Saturday, July 26, 2014

KURT SCHWITTERS ~








352 pages | 22 color plates, 98 halftones | 7 x 10 | Chicago © 2013


German artist Kurt Schwitters (1887–1948) is best known for his pioneering work in fusing collage and abstraction, the two most transformative innovations of twentieth-century art. Considered the father of installation art, Schwitters was also a theorist, a Dadaist, and a writer whose influence extends from Robert Rauschenberg and Eva Hesse to Thomas Hirschhorn. But while his early experiments in collage and installation from the interwar period have garnered much critical acclaim, his later work has generally been ignored. In the first book to fill this gap, Megan R. Luke tells the fascinating, even moving story of the work produced by the aging, isolated artist under the Nazi regime and during his years in exile.

Combining new biographical material with archival research, Luke surveys Schwitters’s experiments in shaping space and the development of his Merzbau, describing his haphazard studios in Scandinavia and the United Kingdom and the smaller, quieter pieces he created there. She makes a case for the enormous relevance of Schwitters’s aesthetic concerns to contemporary artists, arguing that his later work provides a guide to new narratives about modernism in the visual arts. These pieces, she shows, were born of artistic exchange and shaped by his rootless life after exile, and they offer a new way of thinking about the history of art that privileges itinerancy over identity and the critical power of humorous inversion over unambiguous communication. Packed with images, Kurt Schwitters completes the narrative of an artist who remains a considerable force today.


Michael White, University of York
“A surprising and penetrating account of ‘Merz,’ this book gives Schwitters his rightful place at the very heart of the theorization of modernism and offers one of the most illuminating accounts I have come across of the implications of his practice for the intersections of art and identity.”

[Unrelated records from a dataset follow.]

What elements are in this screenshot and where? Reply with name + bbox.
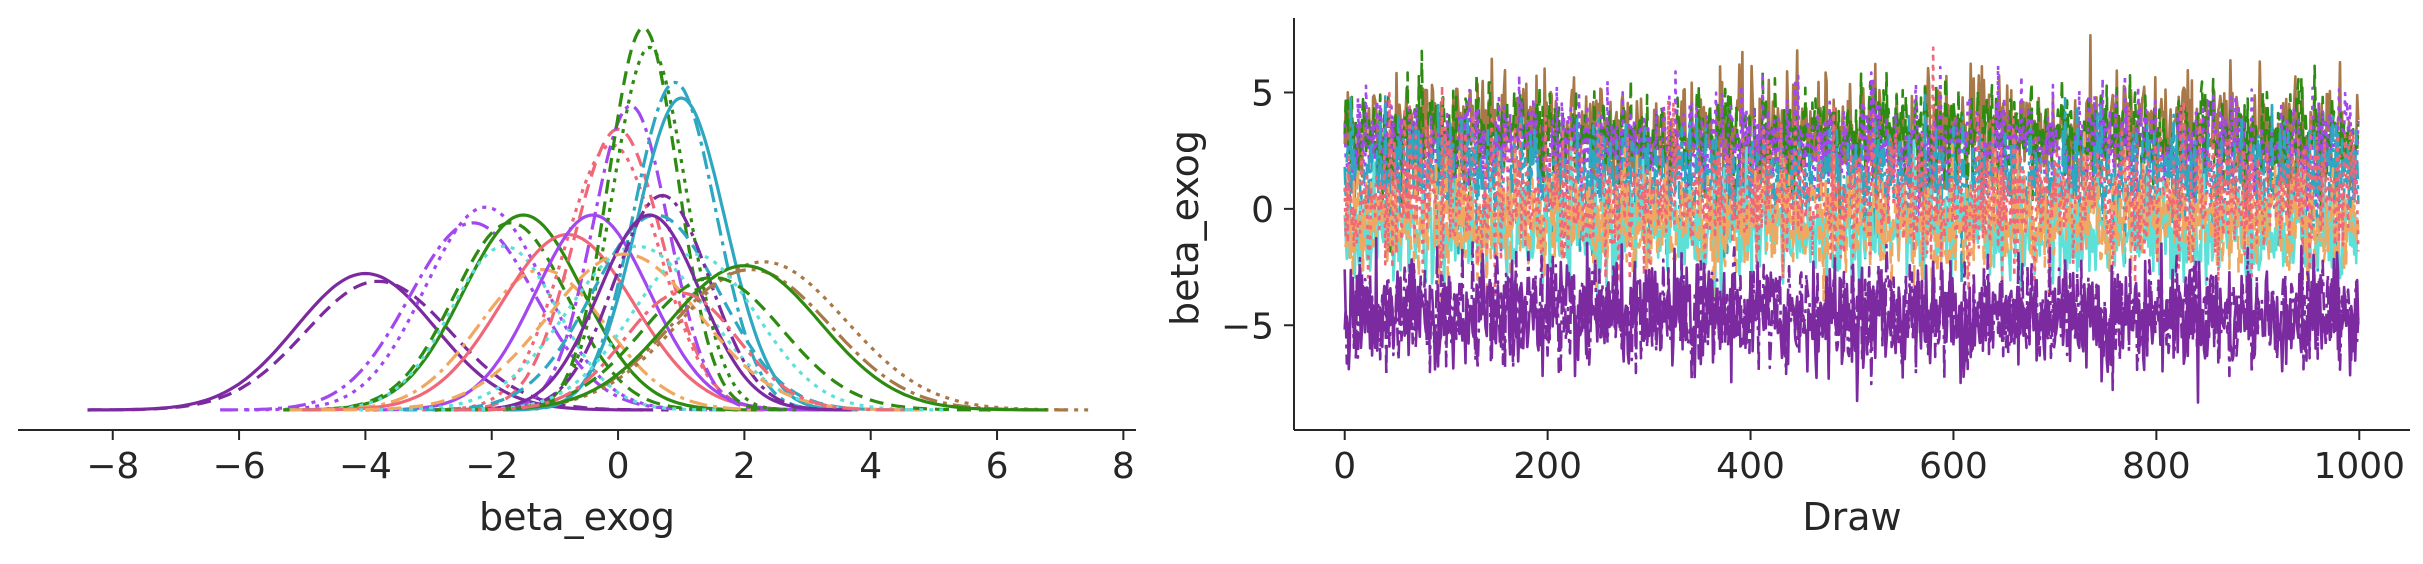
trace-x-tick-label: 200 [1513,446,1582,487]
trace-x-axis-title: Draw [1802,495,1901,539]
density-x-ticks: −8 −6 −4 −2 0 2 4 6 8 [86,430,1135,487]
trace-x-tick-label: 800 [2122,446,2191,487]
density-x-tick-label: −6 [213,446,266,487]
density-curve [283,221,739,412]
trace-y-axis-title: beta_exog [1163,130,1207,326]
density-curve [441,252,947,412]
trace-x-tick-label: 0 [1333,446,1356,487]
density-curve [289,244,720,412]
density-curve [365,213,821,412]
density-x-tick-label: 6 [986,446,1009,487]
trace-y-tick-label: −5 [1221,306,1274,347]
trace-lines [1343,34,2360,404]
density-x-tick-label: 0 [607,446,630,487]
density-curves [87,26,1092,412]
density-x-tick-label: −8 [86,446,139,487]
density-x-tick-label: 2 [733,446,756,487]
density-curve [359,244,915,412]
trace-y-tick-label: 5 [1251,73,1274,114]
trace-x-tick-label: 1000 [2313,446,2405,487]
density-curve [504,96,859,412]
trace-x-tick-label: 600 [1919,446,1988,487]
density-curve [447,213,852,412]
trace-y-ticks: −5 0 5 [1221,73,1294,347]
trace-x-ticks: 0 200 400 600 800 1000 [1333,430,2405,487]
density-curve [245,205,726,412]
density-panel: −8 −6 −4 −2 0 2 4 6 8 beta_exog [18,26,1136,539]
density-curve [441,264,1048,412]
trace-line [1343,46,2360,305]
trace-panel: 0 200 400 600 800 1000 −5 0 5 Draw beta_exog [1163,18,2410,539]
density-curve [283,213,764,412]
density-curve [510,80,840,412]
trace-y-tick-label: 0 [1251,190,1274,231]
density-x-tick-label: −4 [339,446,392,487]
density-x-tick-label: 8 [1112,446,1135,487]
density-x-tick-label: 4 [859,446,882,487]
density-curve [220,221,726,412]
trace-x-tick-label: 400 [1716,446,1785,487]
density-curve [87,279,669,412]
density-curve [422,143,802,412]
density-curve [453,291,909,412]
density-x-tick-label: −2 [465,446,518,487]
density-curve [472,193,852,412]
trace-line [1343,236,2360,404]
density-x-axis-title: beta_exog [479,495,675,539]
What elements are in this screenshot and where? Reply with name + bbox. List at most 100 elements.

Nancy J. Troy, Stanford University
“This is a powerful and exceptionally articulate treatment of a complex and fascinating artist whose work is diverse and often eccentric, but also important and extraordinarily influential in its time and after. No other scholar has granted Schwitters’s late work the depth of appreciation and importance that Luke accords the output of this period. She brings to this project a keen sensitivity to the formal issues that lie at the heart of Schwitters’s work and ideas across his entire career. Her book makes a significant contribution to the literature on Schwitters and should be read by scholars and students of both modern and postmodern art.”



Ralph Ubl, University of Basel
“This book joins rigorous scholarship and rich close readings, providing readers with a compelling and comprehensive new interpretation of Kurt Schwitters’s artistic, literary, and theoretical work. But it does much more than that. Questioning the art-historical preference for beginnings, it looks at Dada, constructivism, and other crucial moments of avant-garde art from the viewpoint of the aging and exiled artist. This change of perspective offers a lesson of far-reaching significance for our increasingly dis- tant take on twentieth-century art: that modernism itself persevered and thrived thanks to engaging deeply with its own increasingly remote past.”